La carrière cinématographique de Picsou ne va, en revanche, jamais vraiment
décoller. En 1955, au sommet de sa popularité, il se contente, en effet, d'une
brève apparition dans le générique du
Mickey Mouse Club. La même année
pourtant, Ken Peterson, à la tête du département Scénario des Walt Disney
Studios, décide de lui accorder un premier rôle dans un cartoon. Il demande pour
cela logiquement à Carl Barks de lui fournir l'idée du court-métrage. Son
synopsis comprendra ainsi neuf pages et racontera les péripéties d'un
travailleur lambda (Donald) jouissant d'une vie facile et insouciante comparée à
celle, morne et stressante, de son riche patron (Picsou). Contre toute attente,
le projet est purement et simplement abandonné. Les studios se concentrent, en
effet, à l'époque sur le media télévision et tarissent peu à peu la production
des cartoons pour le cinéma. Une raison plus artistique explique également le
renoncement au court-métrage : Picsou ne parvient pas, il est vrai, à se rendre
sympathique tant son personnage riche comme crésus est pingre à l'excès !

Fort heureusement pour lui, Walt Disney, un peu avant sa mort, relance l'idée
du cartoon.

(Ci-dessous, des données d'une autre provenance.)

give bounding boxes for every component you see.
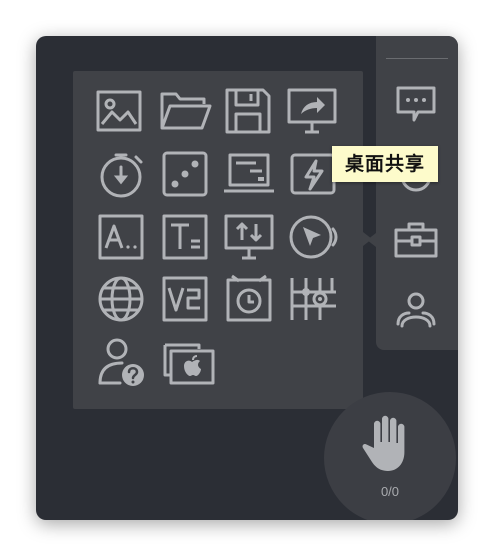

Ce sera, d'ailleurs là, sa seule véritable intervention sur le
projet qui débarquera finalement sur les écrans quelques mois seulement après la
mort du Maître.
D'une durée double de celle d'un court-métrage animé ordinaire, Picsou
Banquier s'inscrit vite dans une démarche éducative. Assis sur une approche
totalement capitaliste, il véhicule l'idée selon laquelle il est nécessaire pour
le bien-être des hommes de faire circuler l'argent en apprenant à investir et
réinvestir sans cesse.
Ward Kimball se charge de l'animation qui, si elle est tout à fait réussie,
pêche sur la caractérisation des personnages et sur l'histoire. Le design
s'éloigne, en effet, de trop des créations de Carl Barks, à la retraite depuis
1966. Picsou a ainsi le mauvais goût d'apparaitre en simili "Donald" grimé avec
des favoris et une redingote adoptant, qui plus est, la posture professorale de Ludwig Von
Drake. Le personnage n'est dès lors que l'ombre de lui-même. Pire, Bill
Thompson, qui lui prête sa voix, "oublie" d'insister sur son accent écossais !

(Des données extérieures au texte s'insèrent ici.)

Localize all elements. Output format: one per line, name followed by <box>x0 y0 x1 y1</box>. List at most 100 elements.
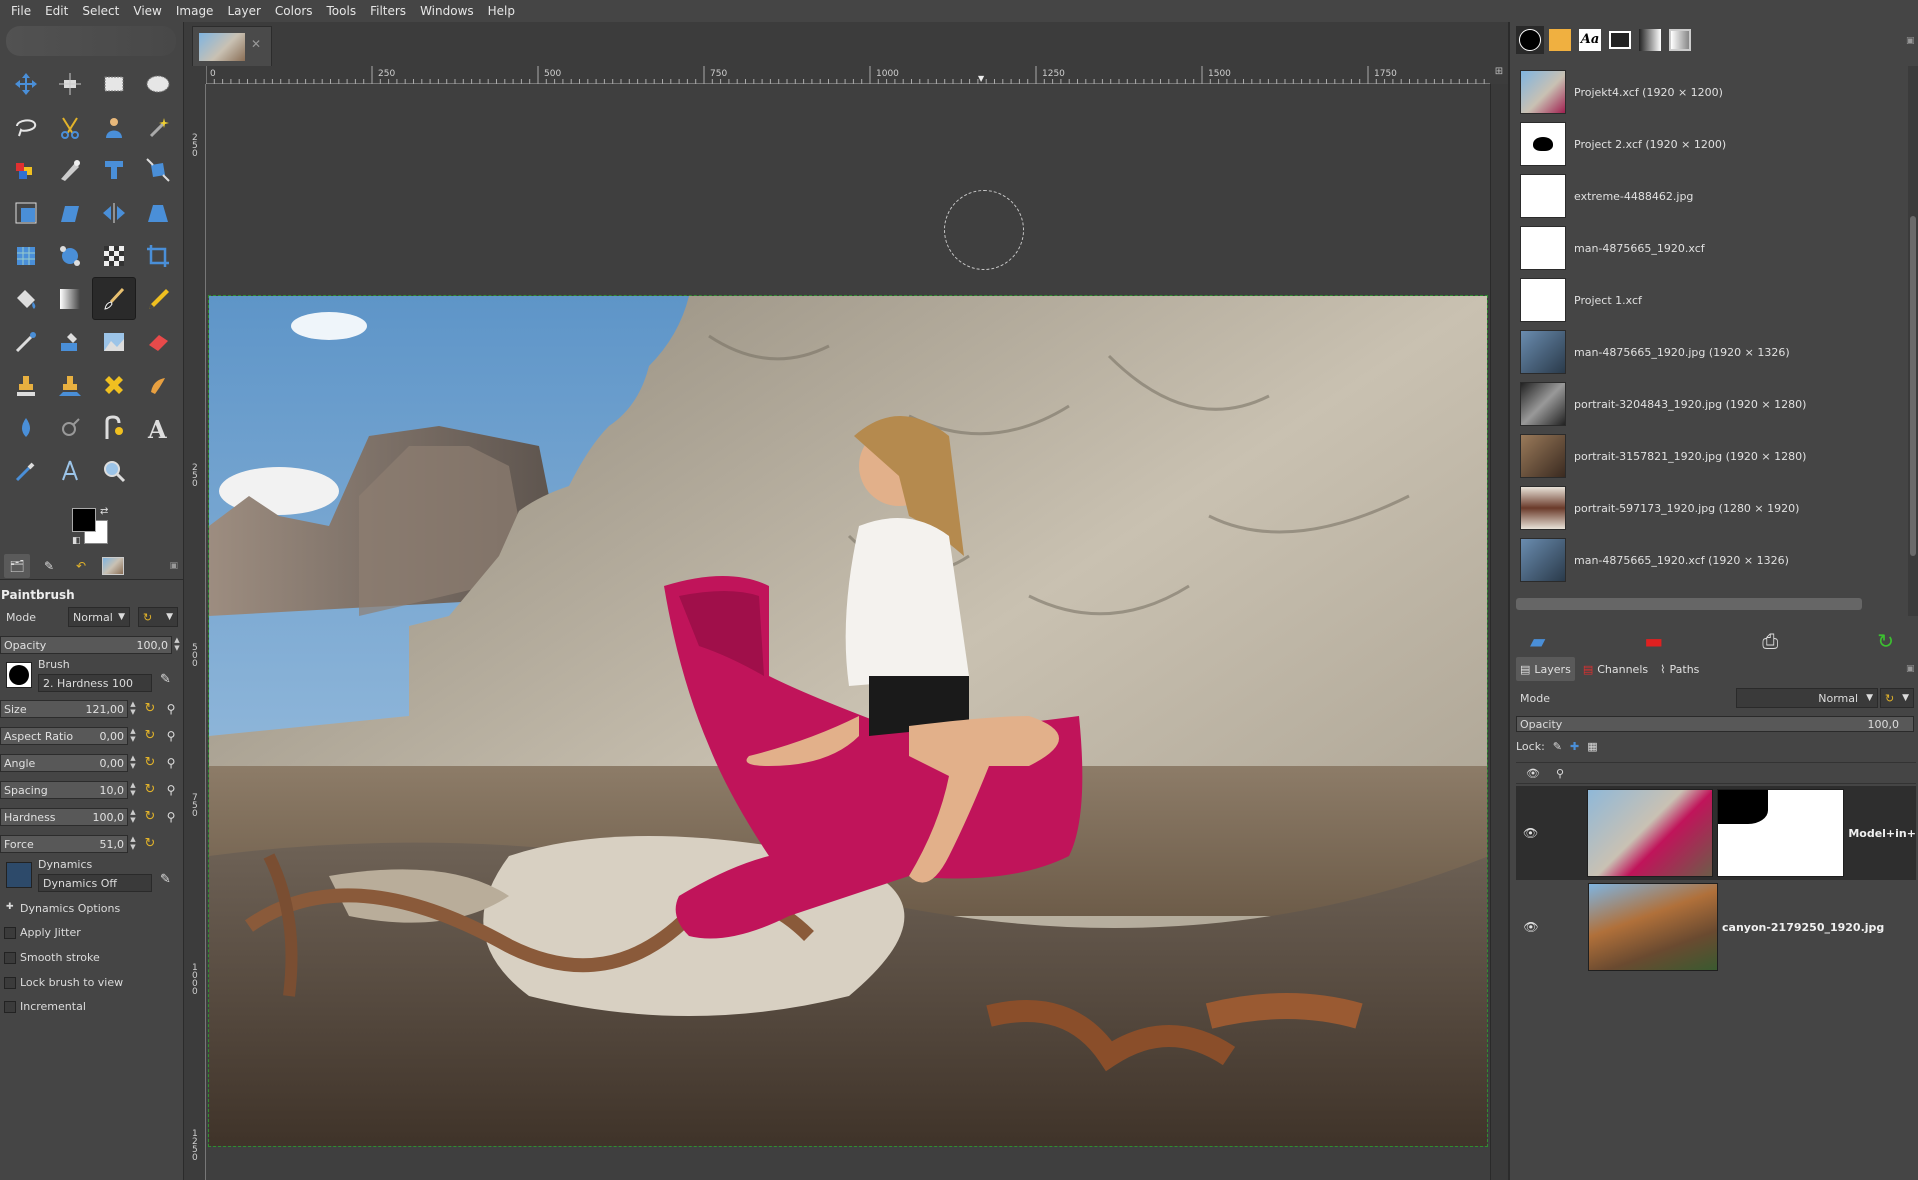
size-spinner[interactable]: ▲ ▼ <box>128 700 138 718</box>
perspective-clone-icon[interactable] <box>48 363 92 406</box>
hardness-spinner[interactable]: ▲ ▼ <box>128 808 138 826</box>
tool-options-tab-icon[interactable]: 🗂 <box>4 553 30 578</box>
unified-transform-icon[interactable] <box>136 148 180 191</box>
reset-force-icon[interactable]: ↻ <box>143 836 157 852</box>
fonts-tab-icon[interactable]: Aa <box>1576 26 1604 54</box>
list-item[interactable]: Projekt4.xcf (1920 × 1200) <box>1516 66 1908 118</box>
wilber-drop-area[interactable] <box>6 26 176 56</box>
dock-menu-icon[interactable]: ▣ <box>1906 664 1915 674</box>
layer-row[interactable]: 👁 Model+in+ <box>1516 786 1916 880</box>
gradients-tab-icon[interactable] <box>1636 26 1664 54</box>
dock-menu-icon[interactable]: ▣ <box>1906 36 1915 46</box>
image-tab[interactable]: ✕ <box>192 26 272 66</box>
dynamics-preview-icon[interactable] <box>6 862 32 888</box>
lock-alpha-icon[interactable]: ▦ <box>1587 740 1597 753</box>
horizontal-ruler[interactable]: 0 250 500 750 1000 1250 1500 1750 ▼ <box>206 66 1490 84</box>
angle-spinner[interactable]: ▲ ▼ <box>128 754 138 772</box>
reset-size-icon[interactable]: ↻ <box>143 701 157 717</box>
hardness-slider[interactable]: Hardness 100,0 <box>0 808 128 826</box>
fg-bg-colors[interactable]: ⇄ ◧ <box>70 506 118 550</box>
blur-sharpen-icon[interactable] <box>4 406 48 449</box>
scrollbar-thumb[interactable] <box>1910 216 1916 556</box>
foreground-select-icon[interactable] <box>92 105 136 148</box>
paths-tool-icon[interactable] <box>48 148 92 191</box>
brush-preview[interactable] <box>6 662 32 688</box>
layer-name[interactable]: canyon-2179250_1920.jpg <box>1722 921 1884 934</box>
rect-select-icon[interactable] <box>92 62 136 105</box>
layer-mask-thumbnail[interactable] <box>1716 789 1845 877</box>
default-colors-icon[interactable]: ◧ <box>72 536 81 546</box>
shear-tool-icon[interactable] <box>48 191 92 234</box>
measure-tool-icon[interactable] <box>92 406 136 449</box>
seamless-clone-icon[interactable] <box>92 234 136 277</box>
zoom-tool-icon[interactable] <box>92 449 136 492</box>
tab-channels[interactable]: ▤ Channels <box>1579 657 1652 681</box>
dodge-burn-icon[interactable] <box>48 406 92 449</box>
cage-transform-icon[interactable] <box>4 234 48 277</box>
layer-opacity-slider[interactable]: Opacity 100,0 <box>1516 716 1914 732</box>
eraser-tool-icon[interactable] <box>136 320 180 363</box>
layer-mode-reset[interactable]: ↻ ▼ <box>1880 688 1914 708</box>
incremental-checkbox[interactable] <box>4 1001 16 1013</box>
link-size-icon[interactable]: ⚲ <box>164 701 178 717</box>
layer-mode-select[interactable]: Normal ▼ <box>1736 688 1878 708</box>
reset-hardness-icon[interactable]: ↻ <box>143 809 157 825</box>
image-composition[interactable] <box>208 295 1488 1147</box>
menu-image[interactable]: Image <box>169 0 221 22</box>
heal-tool-icon[interactable] <box>92 363 136 406</box>
list-item[interactable]: man-4875665_1920.jpg (1920 × 1326) <box>1516 326 1908 378</box>
document-history-tab-icon[interactable] <box>1606 26 1634 54</box>
scissors-select-icon[interactable] <box>48 105 92 148</box>
expander-icon[interactable]: ✚ <box>6 902 14 912</box>
list-item[interactable]: portrait-597173_1920.jpg (1280 × 1920) <box>1516 482 1908 534</box>
device-status-tab-icon[interactable]: ✎ <box>36 554 62 578</box>
reset-angle-icon[interactable]: ↻ <box>143 755 157 771</box>
pencil-tool-icon[interactable] <box>136 277 180 320</box>
images-tab-icon[interactable] <box>1666 26 1694 54</box>
free-select-icon[interactable] <box>4 105 48 148</box>
canvas-vertical-scrollbar[interactable] <box>1490 84 1508 1180</box>
menu-windows[interactable]: Windows <box>413 0 481 22</box>
foreground-color-swatch[interactable] <box>72 508 96 532</box>
ink-tool-icon[interactable] <box>48 320 92 363</box>
gradient-tool-icon[interactable] <box>48 277 92 320</box>
bucket-fill-icon[interactable] <box>4 277 48 320</box>
reset-spacing-icon[interactable]: ↻ <box>143 782 157 798</box>
menu-view[interactable]: View <box>126 0 168 22</box>
lock-position-icon[interactable]: ✚ <box>1570 740 1579 753</box>
layer-row[interactable]: 👁 canyon-2179250_1920.jpg <box>1516 880 1916 974</box>
airbrush-tool-icon[interactable] <box>4 320 48 363</box>
perspective-tool-icon[interactable] <box>136 191 180 234</box>
link-spacing-icon[interactable]: ⚲ <box>164 782 178 798</box>
crop-tool-icon[interactable] <box>136 234 180 277</box>
menu-help[interactable]: Help <box>481 0 522 22</box>
force-spinner[interactable]: ▲ ▼ <box>128 835 138 853</box>
lock-brush-checkbox[interactable] <box>4 977 16 989</box>
images-tab-icon[interactable] <box>100 554 126 578</box>
images-list-scrollbar[interactable] <box>1908 66 1918 616</box>
lock-pixels-icon[interactable]: ✎ <box>1553 740 1562 753</box>
menu-colors[interactable]: Colors <box>268 0 320 22</box>
link-aspect-icon[interactable]: ⚲ <box>164 728 178 744</box>
list-item[interactable]: Project 2.xcf (1920 × 1200) <box>1516 118 1908 170</box>
close-icon[interactable]: ✕ <box>251 37 261 51</box>
list-item[interactable]: man-4875665_1920.xcf <box>1516 222 1908 274</box>
delete-image-icon[interactable]: ▬ <box>1644 631 1663 651</box>
size-slider[interactable]: Size 121,00 <box>0 700 128 718</box>
edit-brush-icon[interactable]: ✎ <box>160 672 171 687</box>
handle-transform-icon[interactable] <box>48 234 92 277</box>
menu-edit[interactable]: Edit <box>38 0 75 22</box>
undo-history-tab-icon[interactable]: ↶ <box>68 554 94 578</box>
reset-aspect-icon[interactable]: ↻ <box>143 728 157 744</box>
spacing-slider[interactable]: Spacing 10,0 <box>0 781 128 799</box>
opacity-spinner[interactable]: ▲ ▼ <box>172 636 182 654</box>
force-slider[interactable]: Force 51,0 <box>0 835 128 853</box>
paths-pen-icon[interactable] <box>48 449 92 492</box>
tab-paths[interactable]: ⌇ Paths <box>1656 657 1703 681</box>
print-icon[interactable]: ⎙ <box>1762 631 1778 651</box>
aspect-ratio-slider[interactable]: Aspect Ratio 0,00 <box>0 727 128 745</box>
dynamics-options-expander[interactable]: Dynamics Options <box>20 902 120 915</box>
list-item[interactable]: portrait-3204843_1920.jpg (1920 × 1280) <box>1516 378 1908 430</box>
move-tool-icon[interactable] <box>4 62 48 105</box>
menu-filters[interactable]: Filters <box>363 0 413 22</box>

L'histoire enfin est indigeste tant elle est dépourvue de gags ou de petites
touches destinées à rendre attachants les personnages. Plombé par une succession
d'erreurs dans le parti-pris artistique, Picsou Banquier rate le coche ;
après un bref passage au cinéma, le cartoon tombe dans l'oubli et reste
aujourd'hui encore remisé à l'abri des regards...

Clairement décevant, Picsou Banquier conserve comme seul intérêt
celui de retrouver Picsou animé par le talent de Ward Kimball. Maigre
consolation pour un personnage d'une telle envergure...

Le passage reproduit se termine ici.